ケス

監督:ケン・ローチ

★★★★★(満点)

映画を観終わった後、その映画が体に自然にしみこんでいくような感覚がある。女性と男性ではこの映画に対する(感想ではなく)感覚がかなり違うのではないだろうか。主人公が少年(ビリー)であり、女性で唯一でてくるのは母親という設定、子供のころの少年独特の行動が盛りこまれている辺りがその原因だろう。

さて、この映画はスタンダードサイズで撮影されている為、画面の幅がかなり狭い。しかしその為だろか非常にピントがあっていて、特に人物を追いかけるシーンでも常に画面全体がクリアに表現されている。これは非常に重要だ。いつも大きい画面(アメリカンビスタサイズ、シネスコープ)に見慣れている為テレビのサイズに近いその画面に迫力不足を感じる人もいることだろうが、幅の広い画面ではしょっちゅうピントのあっていないシーンに出くわし、その度に映画のストーリとは関係ないのだが興ざめすることがあるのは私一人ではなかろう。特に動いている人物を追いかけるシーン。人物が手前から奥に動いたりすればほぼ確実にピントがずれている。もちろん原因はサイズの違いから生じているだけではないが。

フォーカスだけではなく画面の美しさにほれぼれするシーンと言えば、ビリーが森を抜ける時樹上から撮影しているかの角度で彼を追っていくシーンと、芝の上でハヤブサを訓練するシーン。彼は遊びながら、かつ真剣に動きまわっている。その態度に演技という言葉は感じられない。

また、画面の角々まで、手前から奥に広がる風景がまるで絵画のように描かれている。まさしく丁寧に描かれた18世紀の風景絵画のように視線をむけるとその細かい描写におどろいてしまう。自然の景色ではなく、計算して作られたセットのようでもあり、しかしセットでは決してまねできない美しさがある。

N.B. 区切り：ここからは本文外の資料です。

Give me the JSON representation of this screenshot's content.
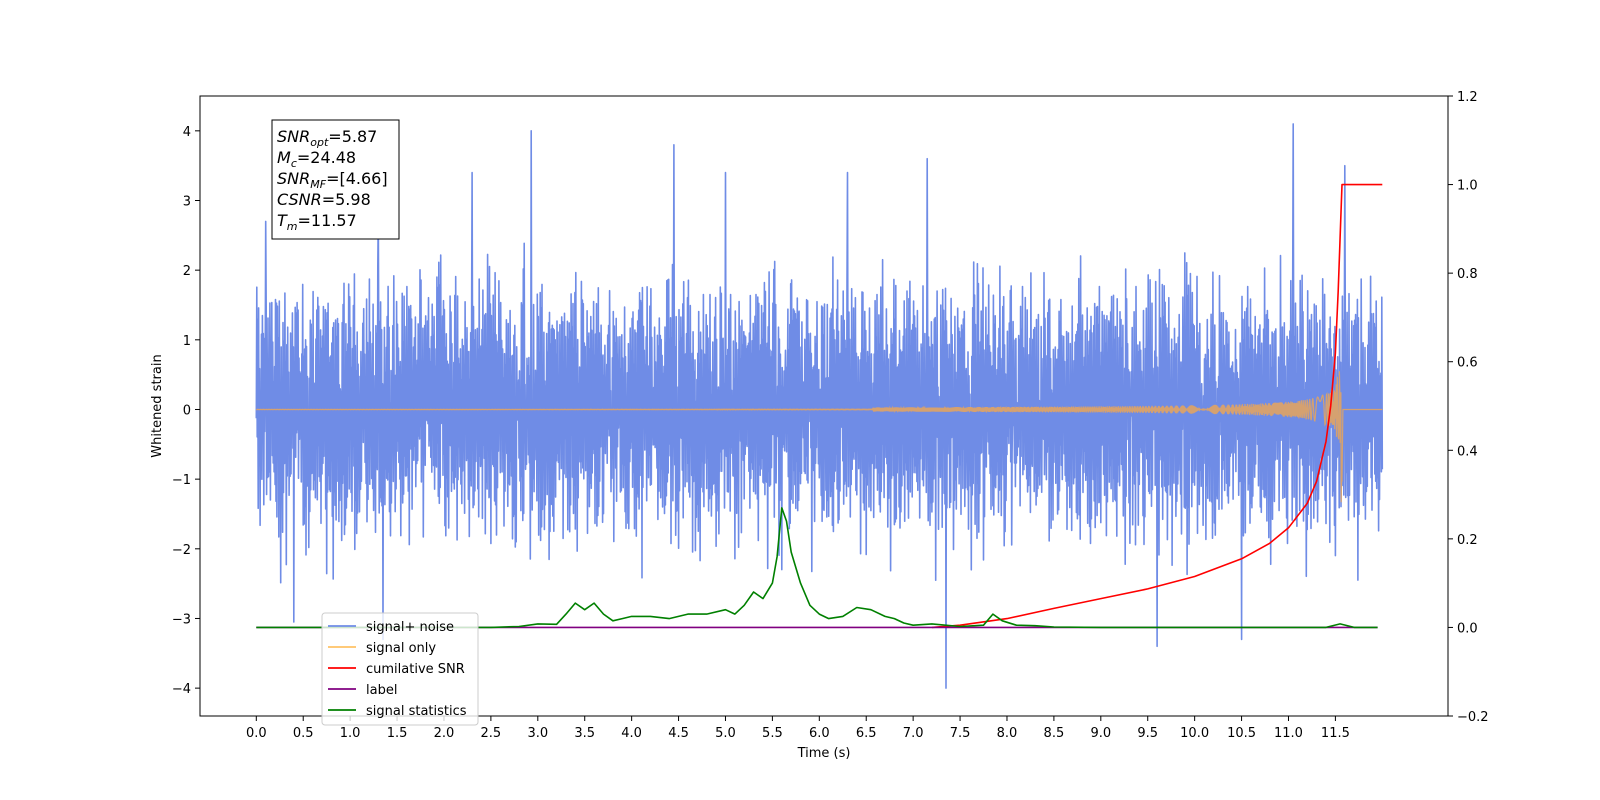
{
  "chart_data": {
    "type": "line",
    "xlabel": "Time (s)",
    "ylabel_left": "Whitened strain",
    "ylabel_right": "",
    "xlim": [
      -0.6,
      12.7
    ],
    "ylim_left": [
      -4.4,
      4.5
    ],
    "ylim_right": [
      -0.2,
      1.2
    ],
    "x_ticks": [
      "0.0",
      "0.5",
      "1.0",
      "1.5",
      "2.0",
      "2.5",
      "3.0",
      "3.5",
      "4.0",
      "4.5",
      "5.0",
      "5.5",
      "6.0",
      "6.5",
      "7.0",
      "7.5",
      "8.0",
      "8.5",
      "9.0",
      "9.5",
      "10.0",
      "10.5",
      "11.0",
      "11.5"
    ],
    "y_ticks_left": [
      "−4",
      "−3",
      "−2",
      "−1",
      "0",
      "1",
      "2",
      "3",
      "4"
    ],
    "y_ticks_right": [
      "−0.2",
      "0.0",
      "0.2",
      "0.4",
      "0.6",
      "0.8",
      "1.0",
      "1.2"
    ],
    "grid": false,
    "legend_position": "lower-left",
    "annotation": {
      "lines": [
        {
          "symbol": "SNR",
          "subscript": "opt",
          "value": "=5.87"
        },
        {
          "symbol": "M",
          "subscript": "c",
          "value": "=24.48"
        },
        {
          "symbol": "SNR",
          "subscript": "MF",
          "value": "=[4.66]"
        },
        {
          "symbol": "CSNR",
          "subscript": "",
          "value": "=5.98"
        },
        {
          "symbol": "T",
          "subscript": "m",
          "value": "=11.57"
        }
      ]
    },
    "series": [
      {
        "name": "signal+ noise",
        "axis": "left",
        "color": "#6f8ce6",
        "kind": "noise",
        "x_range": [
          0.0,
          12.0
        ],
        "typical_range": [
          -2.2,
          2.2
        ],
        "spikes": [
          {
            "x": 0.4,
            "y": -3.05
          },
          {
            "x": 0.1,
            "y": 2.7
          },
          {
            "x": 1.3,
            "y": 2.8
          },
          {
            "x": 1.35,
            "y": -3.3
          },
          {
            "x": 2.3,
            "y": 3.4
          },
          {
            "x": 2.93,
            "y": 4.0
          },
          {
            "x": 4.45,
            "y": 3.8
          },
          {
            "x": 5.0,
            "y": 3.4
          },
          {
            "x": 6.3,
            "y": 3.4
          },
          {
            "x": 7.15,
            "y": 3.6
          },
          {
            "x": 7.35,
            "y": -4.0
          },
          {
            "x": 9.6,
            "y": -3.4
          },
          {
            "x": 10.5,
            "y": -3.3
          },
          {
            "x": 11.05,
            "y": 4.1
          },
          {
            "x": 11.6,
            "y": 3.5
          }
        ]
      },
      {
        "name": "signal only",
        "axis": "left",
        "color": "#e8a45a",
        "kind": "chirp",
        "merger_time": 11.57,
        "peak_amplitude": 1.35
      },
      {
        "name": "cumilative SNR",
        "axis": "right",
        "color": "#ff0000",
        "x": [
          7.2,
          7.5,
          8.0,
          8.5,
          9.0,
          9.5,
          10.0,
          10.5,
          10.8,
          11.0,
          11.2,
          11.3,
          11.4,
          11.45,
          11.5,
          11.53,
          11.55,
          11.57,
          11.6,
          12.0
        ],
        "y": [
          0.0,
          0.005,
          0.02,
          0.043,
          0.065,
          0.087,
          0.115,
          0.155,
          0.19,
          0.225,
          0.28,
          0.33,
          0.42,
          0.5,
          0.62,
          0.76,
          0.88,
          1.0,
          1.0,
          1.0
        ]
      },
      {
        "name": "label",
        "axis": "right",
        "color": "#800080",
        "x": [
          0.0,
          11.95
        ],
        "y": [
          0.0,
          0.0
        ]
      },
      {
        "name": "signal statistics",
        "axis": "right",
        "color": "#008000",
        "x": [
          0.0,
          2.5,
          2.8,
          3.0,
          3.2,
          3.3,
          3.4,
          3.5,
          3.6,
          3.7,
          3.8,
          3.9,
          4.0,
          4.2,
          4.4,
          4.6,
          4.8,
          5.0,
          5.1,
          5.2,
          5.3,
          5.4,
          5.5,
          5.55,
          5.6,
          5.65,
          5.7,
          5.8,
          5.9,
          6.0,
          6.1,
          6.25,
          6.4,
          6.55,
          6.7,
          6.8,
          6.9,
          7.0,
          7.2,
          7.5,
          7.75,
          7.85,
          7.95,
          8.1,
          8.3,
          8.5,
          9.0,
          11.4,
          11.55,
          11.7,
          11.95
        ],
        "y": [
          0.0,
          0.0,
          0.002,
          0.008,
          0.007,
          0.03,
          0.055,
          0.04,
          0.055,
          0.03,
          0.015,
          0.02,
          0.025,
          0.025,
          0.02,
          0.03,
          0.03,
          0.04,
          0.03,
          0.05,
          0.08,
          0.065,
          0.1,
          0.16,
          0.27,
          0.24,
          0.17,
          0.1,
          0.05,
          0.03,
          0.02,
          0.025,
          0.045,
          0.04,
          0.025,
          0.02,
          0.01,
          0.005,
          0.008,
          0.002,
          0.005,
          0.03,
          0.015,
          0.005,
          0.004,
          0.001,
          0.0,
          0.0,
          0.008,
          0.0,
          0.0
        ]
      }
    ]
  }
}
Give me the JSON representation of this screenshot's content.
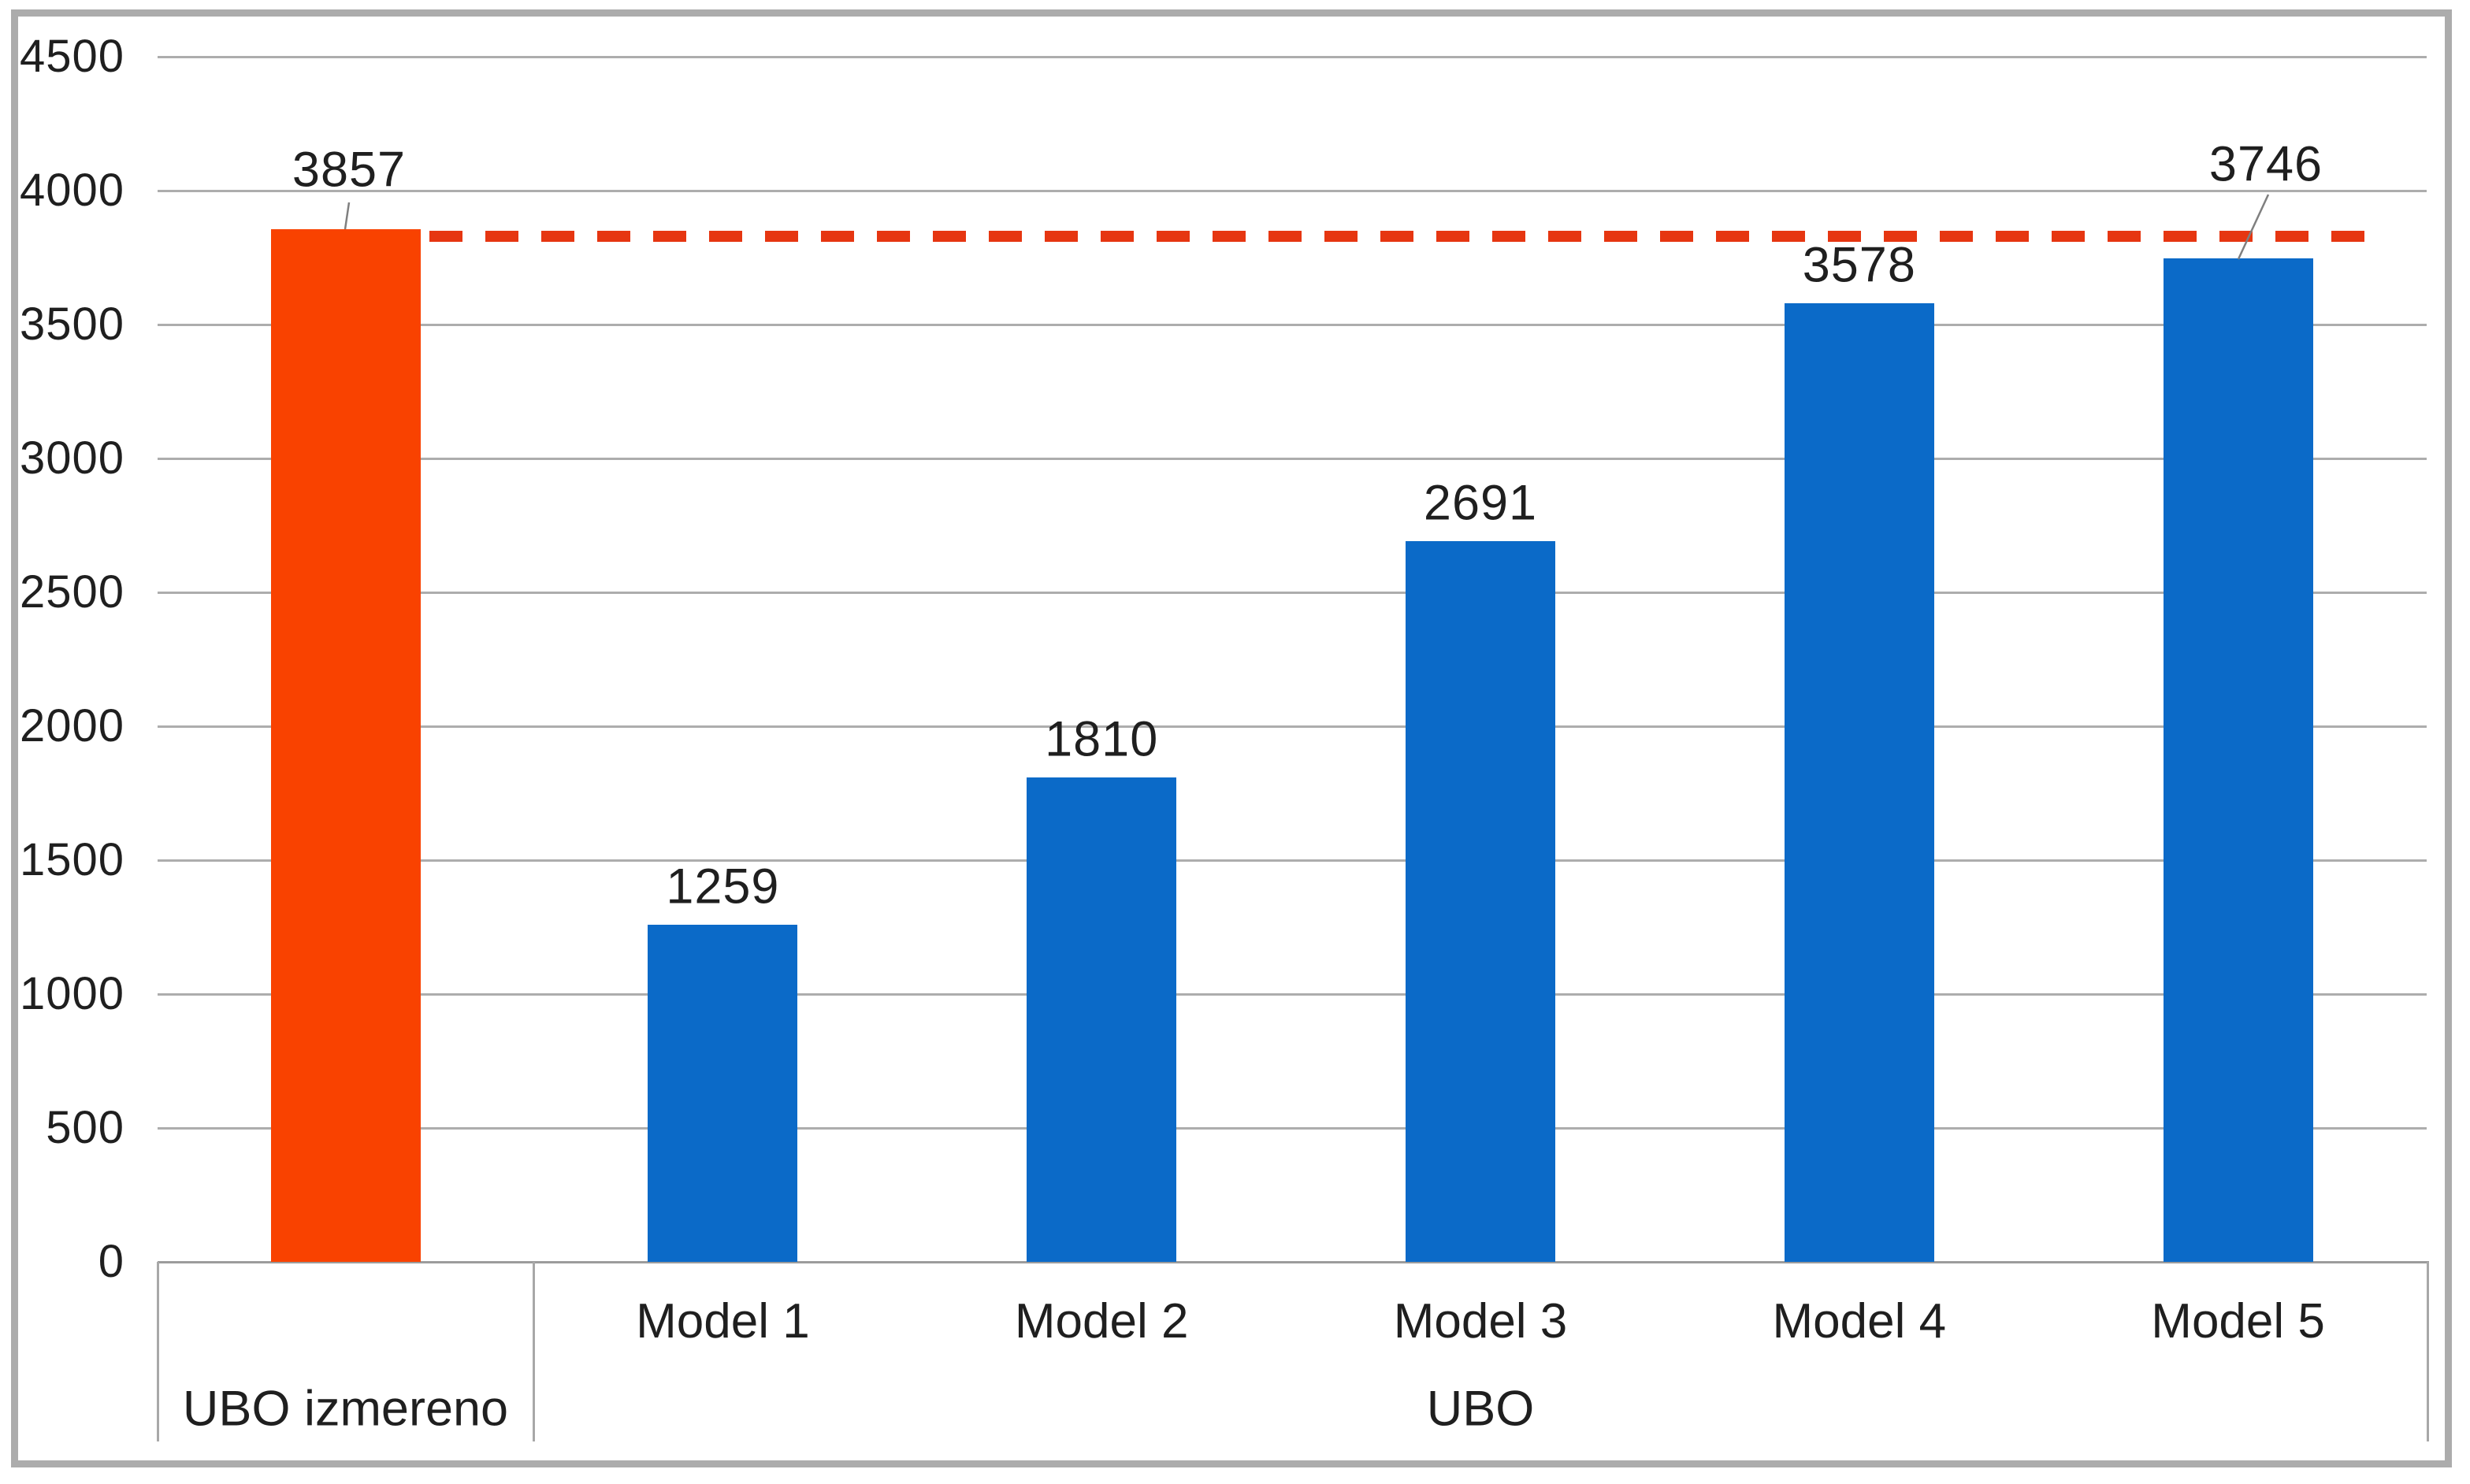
{
  "chart_data": {
    "type": "bar",
    "title": "",
    "legend": "none",
    "grid": "horizontal",
    "ylim": [
      0,
      4500
    ],
    "y_tick_step": 500,
    "y_ticks": [
      0,
      500,
      1000,
      1500,
      2000,
      2500,
      3000,
      3500,
      4000,
      4500
    ],
    "bars": [
      {
        "category": "",
        "group": "UBO izmereno",
        "value": 3857,
        "label": "3857",
        "color": "#f94200",
        "leader_line": true
      },
      {
        "category": "Model 1",
        "group": "UBO",
        "value": 1259,
        "label": "1259",
        "color": "#0b6ac8",
        "leader_line": false
      },
      {
        "category": "Model 2",
        "group": "UBO",
        "value": 1810,
        "label": "1810",
        "color": "#0b6ac8",
        "leader_line": false
      },
      {
        "category": "Model 3",
        "group": "UBO",
        "value": 2691,
        "label": "2691",
        "color": "#0b6ac8",
        "leader_line": false
      },
      {
        "category": "Model 4",
        "group": "UBO",
        "value": 3578,
        "label": "3578",
        "color": "#0b6ac8",
        "leader_line": false
      },
      {
        "category": "Model 5",
        "group": "UBO",
        "value": 3746,
        "label": "3746",
        "color": "#0b6ac8",
        "leader_line": true
      }
    ],
    "groups": [
      {
        "label": "UBO izmereno",
        "category_count": 1
      },
      {
        "label": "UBO",
        "category_count": 5
      }
    ],
    "reference_line": {
      "value": 3857,
      "style": "dashed",
      "color": "#e63611"
    },
    "colors": {
      "measured_bar": "#f94200",
      "model_bar": "#0b6ac8",
      "reference_dash": "#e63611",
      "gridline": "#adadad",
      "axis_line": "#9c9c9c",
      "text": "#1f1f1f",
      "frame": "#acacac",
      "leader_line": "#7f7f7f"
    }
  }
}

この2つのシーンは話が進む中で必然的に何度か使われるのだが、その度にこの映画を観つづけることに楽しみを感じてしまった。非常に個人的な感想だが、どうも本当にこの映画が自分の波長に合うようだ。

また特筆すべきはこの子供、少年たちの演技であろう。この場合少年とはビリーとけんかする同級生の男の子まで、つまり学校の生徒達のことを言っていて、ビリーの兄(ジャド)は入らない。ジャドの演技はまったく話にならないので、わざわざ説明するまでもないだろう。意識して演じすぎているから、単に演技になってしまったのだ。

子供が主役の場合、その純粋な演技は特に重要になっていく。どんなにその他の要素が完璧であったとしても名作となるにはこの部分が重要で必要不可欠だ。その反対にこれが十分存在していれば、すこしくらい他の要素に欠陥があったとしても、なんとか名作に仲間入りできそうなものだ。

しかし、この演技という言葉はあくまでも大人の視線、観客の視線にたって言っている言葉で、実際あの少年たちは演技をしているというよりも、ありのまま自分達の生活の一部を見せているだけなのではないだろうか。つまりこのように見せることができる脚色で脚本を仕上げていった監督の才能が、子供というフィルターを通してしみでているということだ。

演技がへたな子供を使った場合、というよりも子供の演技の仕上がりを決めるのは大人達であろうから、そのへたな結果を産み出すような脚本や、監督の意識がその程度であった作品の場合は、どんなに基本的な内容がよくても評価がいま一歩となってしまう。こういう映画は監督の失敗といえるだろう。最近公開の作品では「キャメロットガーデンの少女」がその手の失敗作だった。